Он глядел на шелка, атлас, бархат, на поверженного гладиатора, на спящую нимфу, на волка Губбио, на святую Радегунду. Ему хотелось остаться в Париже, вырваться из заколдованного круга, но, словно заточенный в этот круг, он не мог одолеть себя. И подсознательные устремления, и привычное восприятие и осмысление жизни — все это, вместе взятое, направляло его волю. Он знал, что многие там, на родине, его ненавидят; знал, что многие, очень многие, даже слишком много людей мечтают о том, чтобы кто-нибудь и когда-нибудь набрался смелости прикончить его (и если бы для того, чтобы призвать его смерть, достаточно было бы нажать волшебную кнопку из сказки о Мандарине, тысячи мужчин и женщин нажали бы эту кнопку). Именно поэтому он вернется.
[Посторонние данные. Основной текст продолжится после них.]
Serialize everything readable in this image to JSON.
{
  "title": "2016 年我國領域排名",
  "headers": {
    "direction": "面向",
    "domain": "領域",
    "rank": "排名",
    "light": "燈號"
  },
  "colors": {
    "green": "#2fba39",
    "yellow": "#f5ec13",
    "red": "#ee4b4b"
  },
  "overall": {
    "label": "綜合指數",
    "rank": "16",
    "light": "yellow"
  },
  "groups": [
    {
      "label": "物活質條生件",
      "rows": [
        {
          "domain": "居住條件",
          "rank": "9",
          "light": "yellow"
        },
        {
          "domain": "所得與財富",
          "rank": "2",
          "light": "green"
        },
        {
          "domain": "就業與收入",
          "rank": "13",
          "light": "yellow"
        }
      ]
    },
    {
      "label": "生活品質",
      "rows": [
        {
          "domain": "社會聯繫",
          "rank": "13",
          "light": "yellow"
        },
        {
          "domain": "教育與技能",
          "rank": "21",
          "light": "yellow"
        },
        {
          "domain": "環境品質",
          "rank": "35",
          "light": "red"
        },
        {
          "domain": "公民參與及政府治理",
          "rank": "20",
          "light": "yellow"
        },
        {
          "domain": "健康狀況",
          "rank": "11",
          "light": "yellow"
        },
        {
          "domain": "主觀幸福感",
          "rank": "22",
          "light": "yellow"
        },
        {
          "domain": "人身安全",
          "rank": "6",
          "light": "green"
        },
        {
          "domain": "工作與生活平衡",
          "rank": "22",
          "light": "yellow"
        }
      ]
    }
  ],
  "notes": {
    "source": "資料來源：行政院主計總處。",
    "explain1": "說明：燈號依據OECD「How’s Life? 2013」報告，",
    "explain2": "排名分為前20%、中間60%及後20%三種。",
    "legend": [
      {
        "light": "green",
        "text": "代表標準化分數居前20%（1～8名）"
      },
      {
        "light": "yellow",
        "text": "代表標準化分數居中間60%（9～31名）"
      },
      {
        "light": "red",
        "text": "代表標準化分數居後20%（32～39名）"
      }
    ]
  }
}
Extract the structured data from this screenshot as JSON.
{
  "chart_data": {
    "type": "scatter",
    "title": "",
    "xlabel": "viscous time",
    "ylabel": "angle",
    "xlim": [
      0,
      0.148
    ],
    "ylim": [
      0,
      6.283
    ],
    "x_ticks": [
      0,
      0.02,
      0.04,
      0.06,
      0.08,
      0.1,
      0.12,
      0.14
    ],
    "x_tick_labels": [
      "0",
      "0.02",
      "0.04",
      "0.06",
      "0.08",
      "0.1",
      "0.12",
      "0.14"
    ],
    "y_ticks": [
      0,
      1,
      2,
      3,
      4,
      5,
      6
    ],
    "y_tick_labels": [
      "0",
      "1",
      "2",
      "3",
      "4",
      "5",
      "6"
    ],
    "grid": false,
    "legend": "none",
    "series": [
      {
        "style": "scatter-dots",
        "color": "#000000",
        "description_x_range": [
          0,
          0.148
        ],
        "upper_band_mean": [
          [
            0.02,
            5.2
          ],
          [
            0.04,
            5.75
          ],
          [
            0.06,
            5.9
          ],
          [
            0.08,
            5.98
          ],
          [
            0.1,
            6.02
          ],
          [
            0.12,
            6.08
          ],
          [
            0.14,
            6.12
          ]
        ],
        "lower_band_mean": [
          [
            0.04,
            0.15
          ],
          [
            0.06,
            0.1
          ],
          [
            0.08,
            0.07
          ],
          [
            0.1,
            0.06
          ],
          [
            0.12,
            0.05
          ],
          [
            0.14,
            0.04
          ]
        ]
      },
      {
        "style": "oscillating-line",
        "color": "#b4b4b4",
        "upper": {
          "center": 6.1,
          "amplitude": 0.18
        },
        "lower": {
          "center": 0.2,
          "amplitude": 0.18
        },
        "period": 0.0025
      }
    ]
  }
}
Вернется и покажет, что, хотя он и стоит на пороге старости, хотя и не выглядит, как прежде, бравым молодцом, стойкости, энергии и крепости духа ему не занимать — и он еще мужчина в соку, в силе, даже в расцвете сил. И будет давить своих врагов, покуда жив. Он не хотел разделять печальную участь тирана Росаса[189], который умер где-то в Суэйтлинге, забытый всеми, даже своей дочерью Мануэлитой. Он не желал походить на Порфирио Диаса, того, из Мексики, который живым трупом — в сюртуке, перчатках и шикарном цилиндре — разъезжал по Булонскому лесу в глубоком фаэтоне-катафалке с черными колесами, катившимися вслед за лошадью так уныло и медленно, словно это уже был последний, погребальный выезд…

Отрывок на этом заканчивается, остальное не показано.